I don't know intricate details of technology that TokuDB was using. These things are patented and I prefer to stay away.

My experience indicates that region allocation (inside DB file or other space) algorithm can be a big win. I devised an algorithm that produced O(log^2N) regions for log-structured merge trees backend and that resulted in larger regions allocated and more read/write bandwidth available (larger pages, adjusted to size of data). The overhead was not all that big - slightly less than 2 times over actual data size, BerkeleyDB log was much bigger (100x as big).

The SQLite's implementation of LSM trees used O(NlogN) regions allocations - it managed space using 1M bytes pages. Most of other databases does something like that - bitmaps in MS SQL Server are exactly this.
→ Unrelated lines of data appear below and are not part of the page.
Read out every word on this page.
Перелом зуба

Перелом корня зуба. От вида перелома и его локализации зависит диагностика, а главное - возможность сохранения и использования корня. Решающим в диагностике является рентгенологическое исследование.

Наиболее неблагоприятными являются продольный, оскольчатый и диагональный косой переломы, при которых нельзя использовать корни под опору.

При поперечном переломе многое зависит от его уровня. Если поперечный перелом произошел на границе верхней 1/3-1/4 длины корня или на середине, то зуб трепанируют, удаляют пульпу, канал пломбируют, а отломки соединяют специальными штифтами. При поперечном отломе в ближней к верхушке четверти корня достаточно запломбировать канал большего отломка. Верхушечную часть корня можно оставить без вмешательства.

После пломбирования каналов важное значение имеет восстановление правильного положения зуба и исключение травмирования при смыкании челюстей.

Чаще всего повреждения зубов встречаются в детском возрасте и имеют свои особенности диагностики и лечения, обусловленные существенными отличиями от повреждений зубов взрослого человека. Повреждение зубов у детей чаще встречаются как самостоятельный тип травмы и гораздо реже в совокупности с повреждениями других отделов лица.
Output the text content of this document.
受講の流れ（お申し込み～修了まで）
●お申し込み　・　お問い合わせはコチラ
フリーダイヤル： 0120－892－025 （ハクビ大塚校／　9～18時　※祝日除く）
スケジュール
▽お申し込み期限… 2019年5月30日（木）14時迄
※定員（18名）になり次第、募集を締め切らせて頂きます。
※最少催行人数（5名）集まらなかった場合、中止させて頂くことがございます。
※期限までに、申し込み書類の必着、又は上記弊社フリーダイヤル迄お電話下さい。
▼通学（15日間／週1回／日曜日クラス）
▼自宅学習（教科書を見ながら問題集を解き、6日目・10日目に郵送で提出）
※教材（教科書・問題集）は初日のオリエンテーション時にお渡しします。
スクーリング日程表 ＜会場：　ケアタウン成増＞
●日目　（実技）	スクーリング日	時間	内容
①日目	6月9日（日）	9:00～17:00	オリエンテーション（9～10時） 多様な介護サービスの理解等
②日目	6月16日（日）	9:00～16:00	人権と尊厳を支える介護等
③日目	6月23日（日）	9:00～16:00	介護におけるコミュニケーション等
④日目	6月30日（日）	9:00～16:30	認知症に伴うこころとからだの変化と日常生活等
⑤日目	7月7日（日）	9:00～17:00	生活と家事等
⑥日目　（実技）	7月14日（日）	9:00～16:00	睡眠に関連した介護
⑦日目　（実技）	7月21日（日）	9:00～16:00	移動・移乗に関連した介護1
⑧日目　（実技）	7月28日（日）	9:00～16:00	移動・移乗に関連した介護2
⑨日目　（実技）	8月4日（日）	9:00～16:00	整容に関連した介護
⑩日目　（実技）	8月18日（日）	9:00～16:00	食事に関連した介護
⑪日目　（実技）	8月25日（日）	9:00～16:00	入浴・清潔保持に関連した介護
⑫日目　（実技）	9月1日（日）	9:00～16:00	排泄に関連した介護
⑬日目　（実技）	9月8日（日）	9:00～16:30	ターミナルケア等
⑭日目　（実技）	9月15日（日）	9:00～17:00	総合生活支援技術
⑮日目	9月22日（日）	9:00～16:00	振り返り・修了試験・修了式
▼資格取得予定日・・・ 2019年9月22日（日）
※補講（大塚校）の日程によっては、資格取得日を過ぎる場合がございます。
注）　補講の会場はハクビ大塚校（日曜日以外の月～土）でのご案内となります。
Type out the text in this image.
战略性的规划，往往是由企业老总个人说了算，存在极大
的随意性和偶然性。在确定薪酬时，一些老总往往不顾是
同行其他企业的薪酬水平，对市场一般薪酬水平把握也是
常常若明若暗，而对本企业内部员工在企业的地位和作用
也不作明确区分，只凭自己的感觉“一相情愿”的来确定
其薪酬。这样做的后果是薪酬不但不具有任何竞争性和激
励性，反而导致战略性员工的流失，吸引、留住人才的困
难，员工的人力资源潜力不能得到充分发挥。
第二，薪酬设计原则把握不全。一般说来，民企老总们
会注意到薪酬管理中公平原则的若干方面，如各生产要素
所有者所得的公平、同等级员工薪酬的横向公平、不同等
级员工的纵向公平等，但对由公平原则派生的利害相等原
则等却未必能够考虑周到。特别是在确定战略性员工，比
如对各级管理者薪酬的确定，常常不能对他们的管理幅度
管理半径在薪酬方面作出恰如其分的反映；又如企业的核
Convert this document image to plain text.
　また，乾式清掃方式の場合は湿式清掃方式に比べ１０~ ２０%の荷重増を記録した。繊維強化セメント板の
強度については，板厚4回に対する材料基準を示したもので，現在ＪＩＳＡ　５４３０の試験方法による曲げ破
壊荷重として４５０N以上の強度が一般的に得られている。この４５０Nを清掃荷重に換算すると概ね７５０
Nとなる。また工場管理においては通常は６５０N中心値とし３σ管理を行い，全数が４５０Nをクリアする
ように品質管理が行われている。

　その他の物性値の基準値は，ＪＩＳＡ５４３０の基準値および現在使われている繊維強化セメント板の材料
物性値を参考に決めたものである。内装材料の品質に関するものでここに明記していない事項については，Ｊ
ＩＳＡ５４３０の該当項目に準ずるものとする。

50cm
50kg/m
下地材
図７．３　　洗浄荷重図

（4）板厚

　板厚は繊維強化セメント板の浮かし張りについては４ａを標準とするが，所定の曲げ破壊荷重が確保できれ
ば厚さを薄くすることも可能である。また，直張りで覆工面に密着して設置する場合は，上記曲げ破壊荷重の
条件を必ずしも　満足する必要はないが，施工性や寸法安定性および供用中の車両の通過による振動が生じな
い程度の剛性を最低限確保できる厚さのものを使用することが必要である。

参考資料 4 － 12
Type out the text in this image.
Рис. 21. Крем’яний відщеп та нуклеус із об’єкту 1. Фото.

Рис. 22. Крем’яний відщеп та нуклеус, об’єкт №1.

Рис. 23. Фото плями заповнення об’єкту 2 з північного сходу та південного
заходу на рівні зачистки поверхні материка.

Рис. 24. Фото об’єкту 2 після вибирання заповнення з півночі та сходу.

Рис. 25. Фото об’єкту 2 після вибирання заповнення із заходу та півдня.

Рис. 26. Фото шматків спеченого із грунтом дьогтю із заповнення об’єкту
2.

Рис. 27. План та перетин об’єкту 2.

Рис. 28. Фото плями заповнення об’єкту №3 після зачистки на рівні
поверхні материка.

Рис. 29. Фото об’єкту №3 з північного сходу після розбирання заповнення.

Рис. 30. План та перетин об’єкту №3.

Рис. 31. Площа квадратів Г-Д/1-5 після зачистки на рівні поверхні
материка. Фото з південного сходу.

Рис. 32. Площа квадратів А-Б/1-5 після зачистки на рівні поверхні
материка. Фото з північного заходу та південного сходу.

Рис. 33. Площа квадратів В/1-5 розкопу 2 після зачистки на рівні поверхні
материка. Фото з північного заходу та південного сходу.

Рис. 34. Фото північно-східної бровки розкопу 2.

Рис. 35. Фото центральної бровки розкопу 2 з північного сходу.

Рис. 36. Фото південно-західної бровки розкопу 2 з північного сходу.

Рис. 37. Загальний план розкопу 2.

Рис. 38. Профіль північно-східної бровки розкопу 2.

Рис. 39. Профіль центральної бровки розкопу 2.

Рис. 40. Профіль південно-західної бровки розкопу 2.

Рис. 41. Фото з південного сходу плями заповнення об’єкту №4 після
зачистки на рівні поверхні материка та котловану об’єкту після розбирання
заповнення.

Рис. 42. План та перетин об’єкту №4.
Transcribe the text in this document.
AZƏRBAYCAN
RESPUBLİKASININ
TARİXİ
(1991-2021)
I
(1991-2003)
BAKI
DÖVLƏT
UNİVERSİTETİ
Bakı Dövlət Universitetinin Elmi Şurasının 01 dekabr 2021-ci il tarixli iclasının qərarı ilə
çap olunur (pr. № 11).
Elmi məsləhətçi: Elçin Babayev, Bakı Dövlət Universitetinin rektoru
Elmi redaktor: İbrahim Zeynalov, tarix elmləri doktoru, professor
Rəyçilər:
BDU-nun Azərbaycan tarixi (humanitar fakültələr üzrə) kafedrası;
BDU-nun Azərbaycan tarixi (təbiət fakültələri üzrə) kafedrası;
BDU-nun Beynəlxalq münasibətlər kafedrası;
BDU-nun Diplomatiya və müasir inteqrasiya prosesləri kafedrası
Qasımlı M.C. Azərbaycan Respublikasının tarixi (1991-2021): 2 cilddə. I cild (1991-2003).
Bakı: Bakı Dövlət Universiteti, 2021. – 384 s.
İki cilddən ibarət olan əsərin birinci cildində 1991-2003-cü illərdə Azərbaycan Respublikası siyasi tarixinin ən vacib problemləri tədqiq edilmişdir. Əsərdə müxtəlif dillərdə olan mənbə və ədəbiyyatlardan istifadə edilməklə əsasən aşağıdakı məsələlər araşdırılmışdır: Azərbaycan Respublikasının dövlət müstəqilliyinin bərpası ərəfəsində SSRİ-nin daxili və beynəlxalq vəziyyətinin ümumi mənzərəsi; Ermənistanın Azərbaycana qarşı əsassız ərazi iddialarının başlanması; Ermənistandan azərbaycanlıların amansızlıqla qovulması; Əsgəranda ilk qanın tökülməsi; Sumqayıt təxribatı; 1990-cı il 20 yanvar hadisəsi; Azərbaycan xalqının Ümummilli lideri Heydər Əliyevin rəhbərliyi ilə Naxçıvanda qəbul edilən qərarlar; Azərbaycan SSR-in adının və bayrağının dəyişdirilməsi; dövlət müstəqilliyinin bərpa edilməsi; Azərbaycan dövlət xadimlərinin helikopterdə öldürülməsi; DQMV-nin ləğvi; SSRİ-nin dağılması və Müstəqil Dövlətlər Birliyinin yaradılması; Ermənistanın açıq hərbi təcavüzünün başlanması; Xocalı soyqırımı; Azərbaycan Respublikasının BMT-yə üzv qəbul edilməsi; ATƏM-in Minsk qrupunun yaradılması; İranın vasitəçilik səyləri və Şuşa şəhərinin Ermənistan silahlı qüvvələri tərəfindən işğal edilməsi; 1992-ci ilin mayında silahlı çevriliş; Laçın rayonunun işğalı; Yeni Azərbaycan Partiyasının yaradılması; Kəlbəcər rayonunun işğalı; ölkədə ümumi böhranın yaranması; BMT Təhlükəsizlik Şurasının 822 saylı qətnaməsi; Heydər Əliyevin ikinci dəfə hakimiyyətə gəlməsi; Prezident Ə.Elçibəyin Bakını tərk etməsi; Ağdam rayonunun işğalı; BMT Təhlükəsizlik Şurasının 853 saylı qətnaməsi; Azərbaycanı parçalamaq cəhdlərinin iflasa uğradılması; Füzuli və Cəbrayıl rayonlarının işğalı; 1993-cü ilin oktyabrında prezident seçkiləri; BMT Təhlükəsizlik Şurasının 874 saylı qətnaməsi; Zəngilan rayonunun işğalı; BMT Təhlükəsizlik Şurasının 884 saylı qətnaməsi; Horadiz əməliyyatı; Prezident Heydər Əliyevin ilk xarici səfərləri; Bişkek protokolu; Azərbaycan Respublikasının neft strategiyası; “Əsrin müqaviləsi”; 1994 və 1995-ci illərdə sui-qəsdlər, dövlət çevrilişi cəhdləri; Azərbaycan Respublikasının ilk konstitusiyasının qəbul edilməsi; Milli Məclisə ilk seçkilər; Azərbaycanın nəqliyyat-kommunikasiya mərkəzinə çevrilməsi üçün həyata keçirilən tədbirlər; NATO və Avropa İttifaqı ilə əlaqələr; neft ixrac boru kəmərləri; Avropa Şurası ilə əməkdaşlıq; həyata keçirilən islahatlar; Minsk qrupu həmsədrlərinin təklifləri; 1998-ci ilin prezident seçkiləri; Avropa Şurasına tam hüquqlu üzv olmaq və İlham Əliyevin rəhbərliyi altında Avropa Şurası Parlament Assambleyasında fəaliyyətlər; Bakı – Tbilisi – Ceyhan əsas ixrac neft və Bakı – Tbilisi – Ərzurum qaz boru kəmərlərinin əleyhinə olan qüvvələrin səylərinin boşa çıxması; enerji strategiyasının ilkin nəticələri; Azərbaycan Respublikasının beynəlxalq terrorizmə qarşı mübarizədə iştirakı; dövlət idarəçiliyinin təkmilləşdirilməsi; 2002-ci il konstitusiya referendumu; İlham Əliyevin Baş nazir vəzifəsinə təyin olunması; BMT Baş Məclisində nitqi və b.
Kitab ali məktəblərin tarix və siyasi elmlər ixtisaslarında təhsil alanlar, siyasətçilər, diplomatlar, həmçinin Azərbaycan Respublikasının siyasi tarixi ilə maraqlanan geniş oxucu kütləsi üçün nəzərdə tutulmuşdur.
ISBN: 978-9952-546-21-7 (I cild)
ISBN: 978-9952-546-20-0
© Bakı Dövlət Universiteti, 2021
Also, you can trade space over speed and vice versa. Most of databases can utilize cover indices - index that contains all fields used in query will not trigger lookup operation into the actual table. With B+-trees, you cannot have many indices, they are all random inserts, basically, and B+-trees will degrade. With TokuDB or LSM trees you can have many indices, with different coverage, because you can tolerate random inserts much, much better (several orders of magnitudes better).

Indices are often highly compressible due to their redundancy because of sorting.

Thus, to get most of TokuDB, you have to change how you approach problems. You can do things that are not quite possible with B+-trees and that is what you have to get used to.

This may be second things why TokuDB is faded - thinking inertia.